選字の背景:競わぬ美しさ。己の機を待ち、ただ凛と咲き誇れ。
昨日の春分という「昼夜が等しく重なる一点」を越え、今日から世界は本格的に光の季節へと傾き始めます。しかし、自然界が急激に姿を変えても、その根底には常に揺るぎない「均衡(バランス)」の理が流れています。「衡」という文字の成り立ちを辿ると、牛の角に取り付ける「横木」を意味しています。二頭の牛が引く力のバランスを整え、重い荷物を安定して運ぶための道具です。
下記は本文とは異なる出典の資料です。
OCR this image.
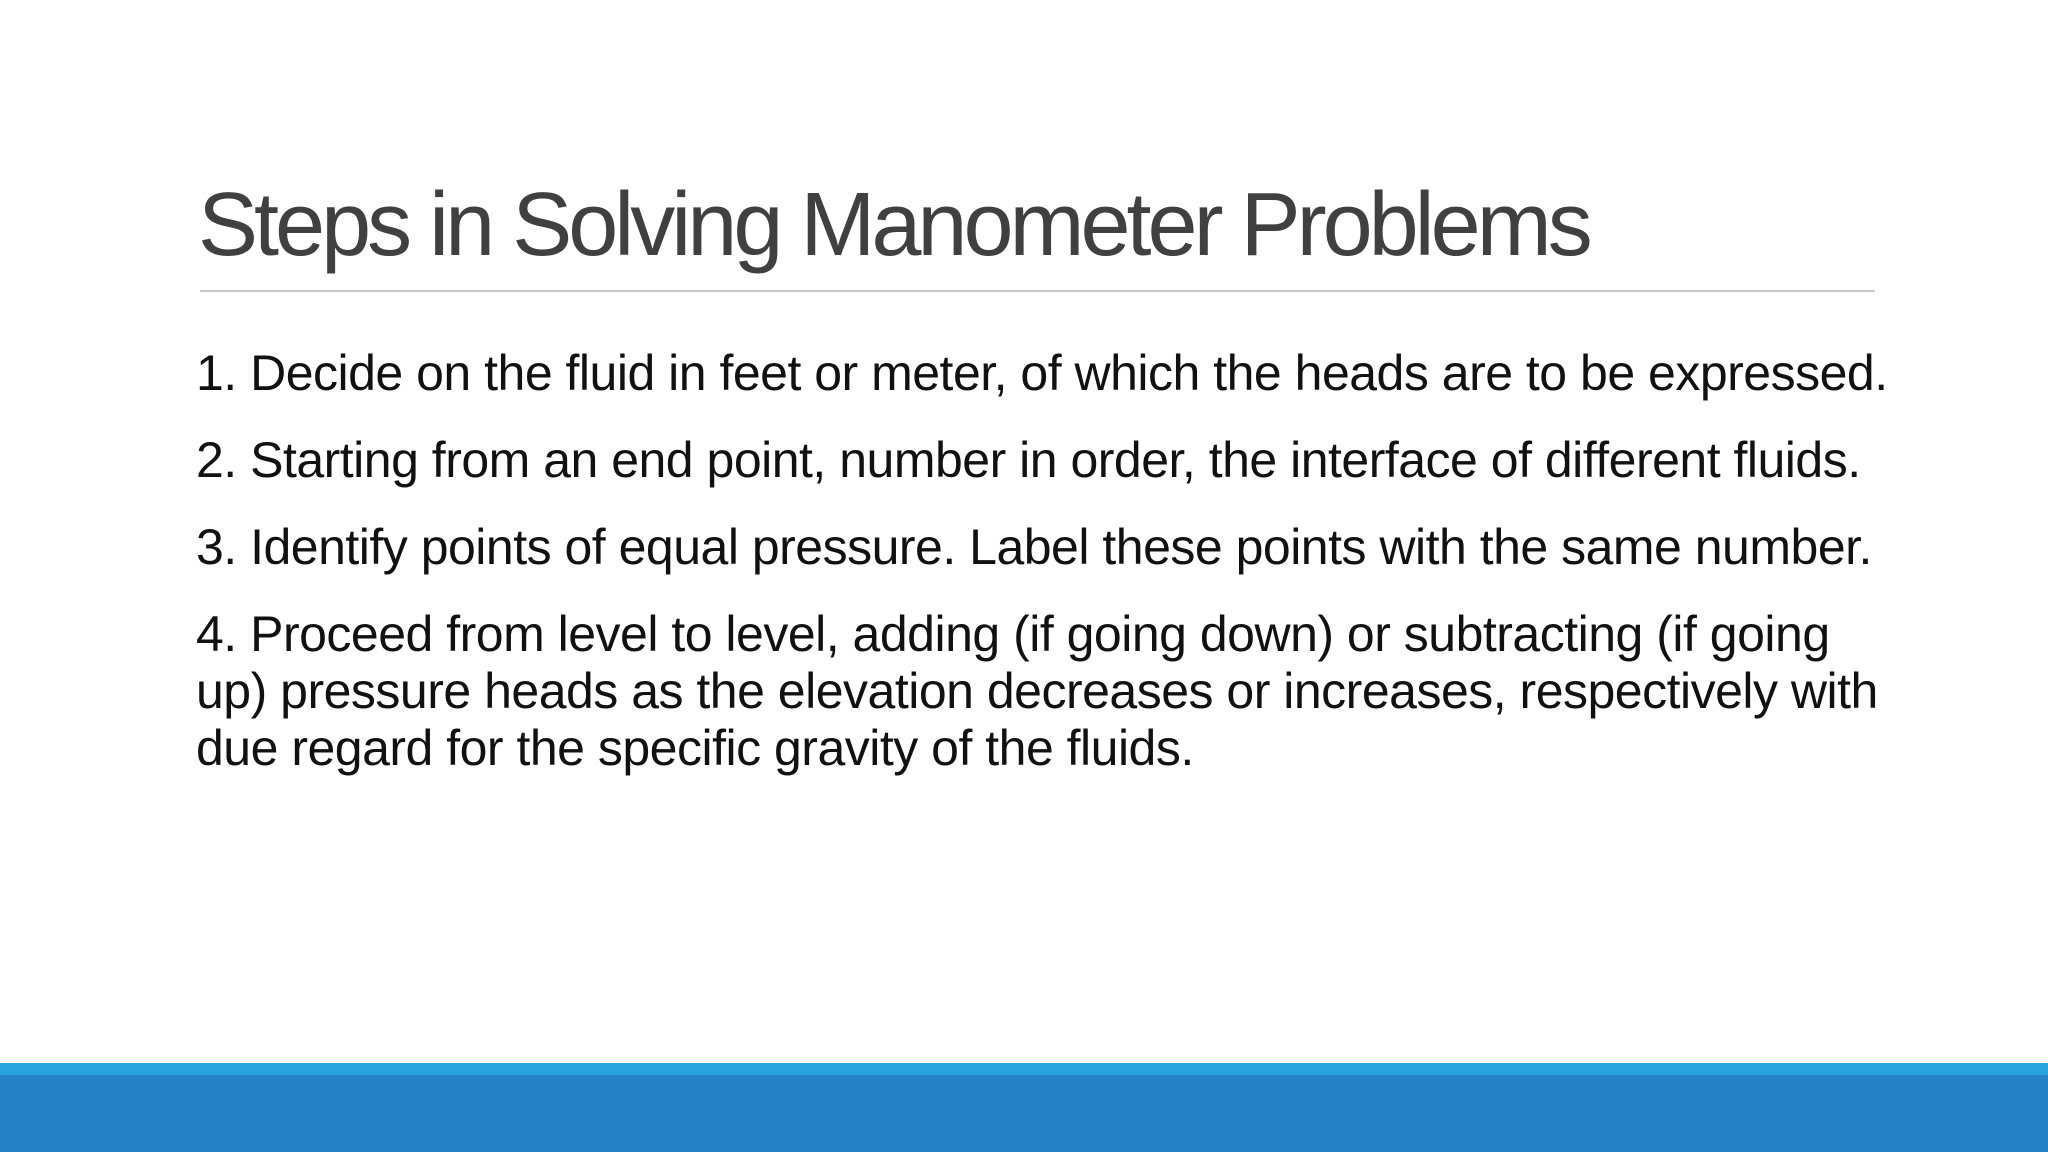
Steps in Solving Manometer Problems
1. Decide on the fluid in feet or meter, of which the heads are to be expressed.
2. Starting from an end point, number in order, the interface of different fluids.
3. Identify points of equal pressure. Label these points with the same number.
4. Proceed from level to level, adding (if going down) or subtracting (if going up) pressure heads as the elevation decreases or increases, respectively with due regard for the specific gravity of the fluids.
転じて、この文字は「はかり」や「釣り合い」を象徴するようになりました。私たちの人生もまた、常に二つの極の間で揺れ動いています。「理性」と「感情」、「仕事」と「休息」、「自己」と「他者」。どちらか一方に重りが偏りすぎれば、人生という車輪はたちまち軋(きし)み始め、あらぬ方向へと暴走してしまいます。禅の視点では、この均衡を保つことを「平衡心(へいこうしん)」と呼びます。それは、何の変化もない無風状態を目指すことではありません。むしろ、激しく変化する現実という綱の上で、一瞬一瞬、細かく重心を調整し続ける「動的な調和」こそが、真の「衡」の姿です。冬の寒さと春の温かさが混ざり合うこの時期、あなたの心もまた、揺れ動くのが自然です。大切なのは、揺れないことではなく、「揺れながらも中心へ戻れる感性を養うこと」。今日という日、自分の中の天秤をそっと見つめてみてください。重すぎるこだわりを捨て、軽すぎる意志に少しの重みを加える。その微調整が、あなたという存在をより深く、美しく整えてくれるはずです。